Basic personal hygiene should be enforced including trimmed fingernails, tidy hair, and hand hygiene. Our institution has incorporated 2 tiers of PPE, with both tiers requiring eye protection, gown, gloves, and shower cap. Choice of mask is the difference between Tier 1 (surgical mask) and Tier 2 (N95 mask). In Figure 3, we suggest appropriate OT locations and PPE for different patient profiles.
Figure 3

Patient profiles, appropriate OT location, and appropriate PPE.
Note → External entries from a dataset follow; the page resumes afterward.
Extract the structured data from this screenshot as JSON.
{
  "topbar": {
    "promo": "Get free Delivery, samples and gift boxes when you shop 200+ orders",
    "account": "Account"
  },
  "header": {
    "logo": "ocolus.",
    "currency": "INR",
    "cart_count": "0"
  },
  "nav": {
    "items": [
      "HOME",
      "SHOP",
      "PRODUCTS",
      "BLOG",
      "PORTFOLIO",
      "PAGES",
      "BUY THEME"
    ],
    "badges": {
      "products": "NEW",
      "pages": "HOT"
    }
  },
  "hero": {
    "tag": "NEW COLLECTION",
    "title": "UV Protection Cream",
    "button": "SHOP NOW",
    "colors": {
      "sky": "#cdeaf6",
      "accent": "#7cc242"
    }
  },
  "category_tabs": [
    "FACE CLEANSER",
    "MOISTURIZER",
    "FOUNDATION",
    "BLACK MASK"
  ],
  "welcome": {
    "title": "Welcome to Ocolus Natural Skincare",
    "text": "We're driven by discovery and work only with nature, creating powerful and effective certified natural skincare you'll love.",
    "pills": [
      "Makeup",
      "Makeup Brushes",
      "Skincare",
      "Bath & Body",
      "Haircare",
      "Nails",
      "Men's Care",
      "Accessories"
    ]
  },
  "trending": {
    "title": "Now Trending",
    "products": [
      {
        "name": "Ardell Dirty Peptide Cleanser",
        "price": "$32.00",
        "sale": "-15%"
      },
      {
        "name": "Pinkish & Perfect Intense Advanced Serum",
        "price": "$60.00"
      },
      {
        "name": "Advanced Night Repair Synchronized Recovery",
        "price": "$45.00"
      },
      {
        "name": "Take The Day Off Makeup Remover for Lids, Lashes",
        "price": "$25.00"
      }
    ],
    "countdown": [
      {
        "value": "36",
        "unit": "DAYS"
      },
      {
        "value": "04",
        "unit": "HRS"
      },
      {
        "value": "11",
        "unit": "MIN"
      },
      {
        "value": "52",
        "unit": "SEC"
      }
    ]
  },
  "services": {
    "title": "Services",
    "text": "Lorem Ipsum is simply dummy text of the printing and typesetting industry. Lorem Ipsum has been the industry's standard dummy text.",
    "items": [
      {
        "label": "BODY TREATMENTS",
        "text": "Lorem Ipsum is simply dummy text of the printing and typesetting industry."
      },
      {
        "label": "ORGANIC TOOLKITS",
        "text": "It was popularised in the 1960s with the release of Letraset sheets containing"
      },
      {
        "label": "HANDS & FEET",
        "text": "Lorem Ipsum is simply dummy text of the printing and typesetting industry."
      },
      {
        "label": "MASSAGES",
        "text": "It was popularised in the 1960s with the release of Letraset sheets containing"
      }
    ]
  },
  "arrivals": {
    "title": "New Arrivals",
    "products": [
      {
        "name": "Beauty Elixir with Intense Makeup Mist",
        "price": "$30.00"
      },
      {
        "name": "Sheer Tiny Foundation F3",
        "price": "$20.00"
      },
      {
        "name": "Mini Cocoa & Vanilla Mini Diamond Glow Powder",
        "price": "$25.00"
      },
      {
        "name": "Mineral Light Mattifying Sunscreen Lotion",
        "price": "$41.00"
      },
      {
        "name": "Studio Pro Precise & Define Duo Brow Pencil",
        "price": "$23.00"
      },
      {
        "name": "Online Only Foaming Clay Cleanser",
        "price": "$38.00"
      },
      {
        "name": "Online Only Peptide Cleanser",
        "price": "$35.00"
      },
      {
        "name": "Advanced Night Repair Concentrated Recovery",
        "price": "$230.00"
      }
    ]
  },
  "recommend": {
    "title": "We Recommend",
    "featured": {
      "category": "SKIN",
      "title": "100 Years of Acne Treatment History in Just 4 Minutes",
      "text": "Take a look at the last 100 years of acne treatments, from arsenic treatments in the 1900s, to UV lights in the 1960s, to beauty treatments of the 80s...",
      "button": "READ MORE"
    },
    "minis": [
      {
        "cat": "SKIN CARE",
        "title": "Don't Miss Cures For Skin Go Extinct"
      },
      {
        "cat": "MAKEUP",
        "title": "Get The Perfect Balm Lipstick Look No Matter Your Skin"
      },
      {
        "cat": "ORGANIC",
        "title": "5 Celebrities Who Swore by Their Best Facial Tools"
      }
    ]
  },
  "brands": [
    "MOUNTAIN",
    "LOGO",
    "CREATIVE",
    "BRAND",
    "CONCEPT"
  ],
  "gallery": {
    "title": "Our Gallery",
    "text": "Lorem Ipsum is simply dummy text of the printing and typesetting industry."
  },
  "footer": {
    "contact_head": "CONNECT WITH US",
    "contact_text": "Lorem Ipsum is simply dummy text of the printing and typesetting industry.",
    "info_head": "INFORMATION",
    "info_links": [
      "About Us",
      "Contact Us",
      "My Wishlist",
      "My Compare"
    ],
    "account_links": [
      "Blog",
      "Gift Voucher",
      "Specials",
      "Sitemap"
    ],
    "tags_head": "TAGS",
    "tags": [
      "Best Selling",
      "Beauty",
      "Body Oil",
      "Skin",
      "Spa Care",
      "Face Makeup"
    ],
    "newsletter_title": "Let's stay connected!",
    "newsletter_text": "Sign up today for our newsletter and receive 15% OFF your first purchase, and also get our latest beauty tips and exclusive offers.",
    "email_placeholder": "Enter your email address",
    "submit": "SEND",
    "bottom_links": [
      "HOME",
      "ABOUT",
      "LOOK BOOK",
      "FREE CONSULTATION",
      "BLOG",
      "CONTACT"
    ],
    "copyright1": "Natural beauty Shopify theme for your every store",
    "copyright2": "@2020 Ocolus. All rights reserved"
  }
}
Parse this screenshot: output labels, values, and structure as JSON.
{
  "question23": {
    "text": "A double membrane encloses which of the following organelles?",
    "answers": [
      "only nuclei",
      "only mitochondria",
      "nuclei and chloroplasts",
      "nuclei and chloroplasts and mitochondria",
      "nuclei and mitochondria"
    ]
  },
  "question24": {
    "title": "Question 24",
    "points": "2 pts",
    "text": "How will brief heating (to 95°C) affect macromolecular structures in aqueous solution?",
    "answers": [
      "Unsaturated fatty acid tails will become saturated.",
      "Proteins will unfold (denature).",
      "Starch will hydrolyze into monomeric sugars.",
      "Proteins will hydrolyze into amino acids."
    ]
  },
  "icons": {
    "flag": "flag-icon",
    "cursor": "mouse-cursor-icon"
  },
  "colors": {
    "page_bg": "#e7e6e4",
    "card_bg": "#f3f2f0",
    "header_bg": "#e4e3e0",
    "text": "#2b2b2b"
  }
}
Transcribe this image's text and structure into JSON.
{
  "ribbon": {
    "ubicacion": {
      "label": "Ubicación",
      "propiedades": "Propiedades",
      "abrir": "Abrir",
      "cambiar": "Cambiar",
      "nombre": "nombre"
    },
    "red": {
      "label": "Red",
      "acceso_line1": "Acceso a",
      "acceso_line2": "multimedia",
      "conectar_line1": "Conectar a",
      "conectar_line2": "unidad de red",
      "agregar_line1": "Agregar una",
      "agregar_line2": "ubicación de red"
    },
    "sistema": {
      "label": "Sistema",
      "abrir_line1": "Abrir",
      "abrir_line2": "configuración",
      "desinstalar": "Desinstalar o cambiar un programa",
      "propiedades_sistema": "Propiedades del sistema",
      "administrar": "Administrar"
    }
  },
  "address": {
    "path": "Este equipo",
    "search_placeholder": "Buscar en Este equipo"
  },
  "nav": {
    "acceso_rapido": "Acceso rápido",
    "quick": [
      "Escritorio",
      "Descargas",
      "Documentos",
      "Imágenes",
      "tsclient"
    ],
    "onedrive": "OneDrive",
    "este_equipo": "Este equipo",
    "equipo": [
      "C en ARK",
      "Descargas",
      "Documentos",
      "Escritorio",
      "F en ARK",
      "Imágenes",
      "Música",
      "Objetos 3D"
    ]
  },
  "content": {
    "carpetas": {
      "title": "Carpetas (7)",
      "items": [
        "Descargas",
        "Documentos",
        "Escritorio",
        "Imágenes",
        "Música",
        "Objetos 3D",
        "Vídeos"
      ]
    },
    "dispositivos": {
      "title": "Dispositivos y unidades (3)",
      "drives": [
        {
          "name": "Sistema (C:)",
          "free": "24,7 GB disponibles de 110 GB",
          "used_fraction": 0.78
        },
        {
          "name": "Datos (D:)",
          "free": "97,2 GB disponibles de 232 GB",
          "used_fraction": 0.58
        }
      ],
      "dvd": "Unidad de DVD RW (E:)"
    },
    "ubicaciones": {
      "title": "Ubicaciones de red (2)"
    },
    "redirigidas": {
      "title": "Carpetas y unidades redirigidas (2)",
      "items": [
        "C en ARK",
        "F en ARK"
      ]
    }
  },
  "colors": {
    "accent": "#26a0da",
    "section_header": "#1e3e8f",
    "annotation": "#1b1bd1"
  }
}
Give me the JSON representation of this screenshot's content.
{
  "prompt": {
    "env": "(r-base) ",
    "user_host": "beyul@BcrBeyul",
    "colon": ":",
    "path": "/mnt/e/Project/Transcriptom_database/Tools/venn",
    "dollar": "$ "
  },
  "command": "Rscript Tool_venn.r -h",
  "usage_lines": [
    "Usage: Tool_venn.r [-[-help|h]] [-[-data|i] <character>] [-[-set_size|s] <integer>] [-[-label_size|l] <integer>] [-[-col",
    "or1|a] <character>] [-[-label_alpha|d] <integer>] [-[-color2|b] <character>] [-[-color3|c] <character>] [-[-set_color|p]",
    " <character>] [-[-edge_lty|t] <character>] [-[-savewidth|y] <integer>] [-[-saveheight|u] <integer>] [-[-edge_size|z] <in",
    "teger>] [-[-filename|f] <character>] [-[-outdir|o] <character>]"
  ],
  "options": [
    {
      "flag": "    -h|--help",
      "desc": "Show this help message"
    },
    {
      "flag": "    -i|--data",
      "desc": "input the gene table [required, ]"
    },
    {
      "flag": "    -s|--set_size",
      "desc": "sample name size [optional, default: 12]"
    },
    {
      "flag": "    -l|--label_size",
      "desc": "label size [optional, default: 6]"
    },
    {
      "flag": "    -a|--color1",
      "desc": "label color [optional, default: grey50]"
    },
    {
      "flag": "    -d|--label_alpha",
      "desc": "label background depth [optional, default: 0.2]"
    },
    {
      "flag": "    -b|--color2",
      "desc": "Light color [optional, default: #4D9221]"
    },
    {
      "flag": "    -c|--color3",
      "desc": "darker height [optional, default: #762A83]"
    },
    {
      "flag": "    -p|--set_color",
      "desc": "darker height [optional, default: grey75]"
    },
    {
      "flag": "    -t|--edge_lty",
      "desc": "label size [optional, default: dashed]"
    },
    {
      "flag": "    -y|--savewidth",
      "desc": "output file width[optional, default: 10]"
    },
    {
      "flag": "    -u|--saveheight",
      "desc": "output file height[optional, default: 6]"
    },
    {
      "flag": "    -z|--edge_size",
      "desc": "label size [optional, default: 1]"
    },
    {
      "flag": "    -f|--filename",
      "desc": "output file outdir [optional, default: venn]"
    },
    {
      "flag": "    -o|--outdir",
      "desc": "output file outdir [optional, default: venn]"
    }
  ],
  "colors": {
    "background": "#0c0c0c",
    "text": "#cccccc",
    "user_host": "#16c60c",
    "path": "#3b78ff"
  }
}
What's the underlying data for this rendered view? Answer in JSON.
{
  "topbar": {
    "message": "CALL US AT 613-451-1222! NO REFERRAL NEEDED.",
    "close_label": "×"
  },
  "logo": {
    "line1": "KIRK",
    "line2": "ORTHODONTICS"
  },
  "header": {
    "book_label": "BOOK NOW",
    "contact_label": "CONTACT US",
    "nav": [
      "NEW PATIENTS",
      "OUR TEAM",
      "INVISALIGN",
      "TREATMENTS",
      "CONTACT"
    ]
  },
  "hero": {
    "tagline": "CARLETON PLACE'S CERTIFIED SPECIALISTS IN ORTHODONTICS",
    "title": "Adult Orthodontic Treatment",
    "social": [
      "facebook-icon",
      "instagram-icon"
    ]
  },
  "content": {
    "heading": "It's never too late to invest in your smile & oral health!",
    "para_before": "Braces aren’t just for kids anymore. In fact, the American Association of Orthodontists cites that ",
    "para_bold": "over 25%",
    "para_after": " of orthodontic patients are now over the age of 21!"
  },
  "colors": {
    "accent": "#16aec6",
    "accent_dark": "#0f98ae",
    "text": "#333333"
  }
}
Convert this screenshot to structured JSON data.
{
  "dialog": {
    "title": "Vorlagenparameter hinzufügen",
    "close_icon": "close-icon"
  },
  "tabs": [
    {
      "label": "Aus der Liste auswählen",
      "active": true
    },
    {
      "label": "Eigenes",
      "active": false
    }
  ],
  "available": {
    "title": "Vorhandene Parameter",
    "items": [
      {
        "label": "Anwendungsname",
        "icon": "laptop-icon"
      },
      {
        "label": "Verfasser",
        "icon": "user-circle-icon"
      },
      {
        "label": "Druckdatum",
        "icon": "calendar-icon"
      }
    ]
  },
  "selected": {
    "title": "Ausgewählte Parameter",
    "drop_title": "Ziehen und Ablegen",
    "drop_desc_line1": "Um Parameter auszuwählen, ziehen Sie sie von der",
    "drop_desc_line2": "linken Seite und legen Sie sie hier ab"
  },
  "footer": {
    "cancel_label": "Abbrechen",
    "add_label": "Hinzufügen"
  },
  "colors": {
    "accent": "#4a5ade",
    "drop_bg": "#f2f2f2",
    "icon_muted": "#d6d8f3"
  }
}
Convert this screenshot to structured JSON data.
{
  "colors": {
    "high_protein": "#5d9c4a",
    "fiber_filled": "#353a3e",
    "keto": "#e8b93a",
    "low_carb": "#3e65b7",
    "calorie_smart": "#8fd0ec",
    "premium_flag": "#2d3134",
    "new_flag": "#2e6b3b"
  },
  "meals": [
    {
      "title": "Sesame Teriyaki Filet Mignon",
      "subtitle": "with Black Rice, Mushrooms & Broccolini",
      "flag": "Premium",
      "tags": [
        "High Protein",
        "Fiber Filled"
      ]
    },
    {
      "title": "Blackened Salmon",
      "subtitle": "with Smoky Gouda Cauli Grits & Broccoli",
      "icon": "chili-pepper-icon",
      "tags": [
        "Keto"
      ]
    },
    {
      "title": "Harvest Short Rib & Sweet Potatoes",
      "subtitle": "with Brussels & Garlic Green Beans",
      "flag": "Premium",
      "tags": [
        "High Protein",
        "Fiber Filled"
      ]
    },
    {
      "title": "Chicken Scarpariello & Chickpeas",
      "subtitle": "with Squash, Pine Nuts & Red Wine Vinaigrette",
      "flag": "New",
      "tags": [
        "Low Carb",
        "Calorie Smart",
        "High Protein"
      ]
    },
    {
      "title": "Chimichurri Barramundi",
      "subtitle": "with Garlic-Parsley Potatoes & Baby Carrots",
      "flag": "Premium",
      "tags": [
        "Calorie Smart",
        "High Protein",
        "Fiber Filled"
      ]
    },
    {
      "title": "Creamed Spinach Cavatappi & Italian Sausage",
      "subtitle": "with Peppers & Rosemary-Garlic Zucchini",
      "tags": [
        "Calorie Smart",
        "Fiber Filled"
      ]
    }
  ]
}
In our institution, bronchoscopy, oesophagogastroduodenoscopy, colonoscopy, nasoendoscopy, tracheostomy, thoracic surgery and dental procedures require performing staff to don full Tier 2 PPE or powered air-purifying respirators (PAPR), as these are potentially aerosol generating procedures (AGP). Urological endoscopy procedures require Tier 1 PPE, due to the lack of evidence that SARS-CoV-2 may be transmitted or aerosolized from urine. To ensure patients are operated on in the appropriate designated OT, we suggest 3 patient profiles according to risk for COVID-19, which are as follows: Confirmed COVID-19 Known pneumonia, air-borne precaution (eg, tuberculosis), or unclear COVID-19 status Low-risk patients who do not fit profiles A) or B) Our dedicated COVID-19 OTs are split into 2 groups to minimise risk of transmission; COVID-19 OT A for profile A) patients and COVID-19 OT B for profile B) patients. Disrupted global medical supply chains have resulted in worldwide concern over dwindling supplies, therefore the appropriate use and rationing of PPE is an important consideration and having designated OT staff dispense PPE materials appropriately should be considered, without compromising staff and patient safety.

CONCLUSION

As we continue to address this pandemic, we must not forget patients who still require Urological care and surgery. It is imperative that Urologists and all surgical staff are equipped with the knowledge and framework to ensure our own safety during COVID-19. By employing the concepts of (1) Triage, (2) OT Management, (3) PPE, and applying them to the local hospital and healthcare context, Urologists can keep ourselves, our colleagues, and our loved ones safe as we continue to care for all our patients.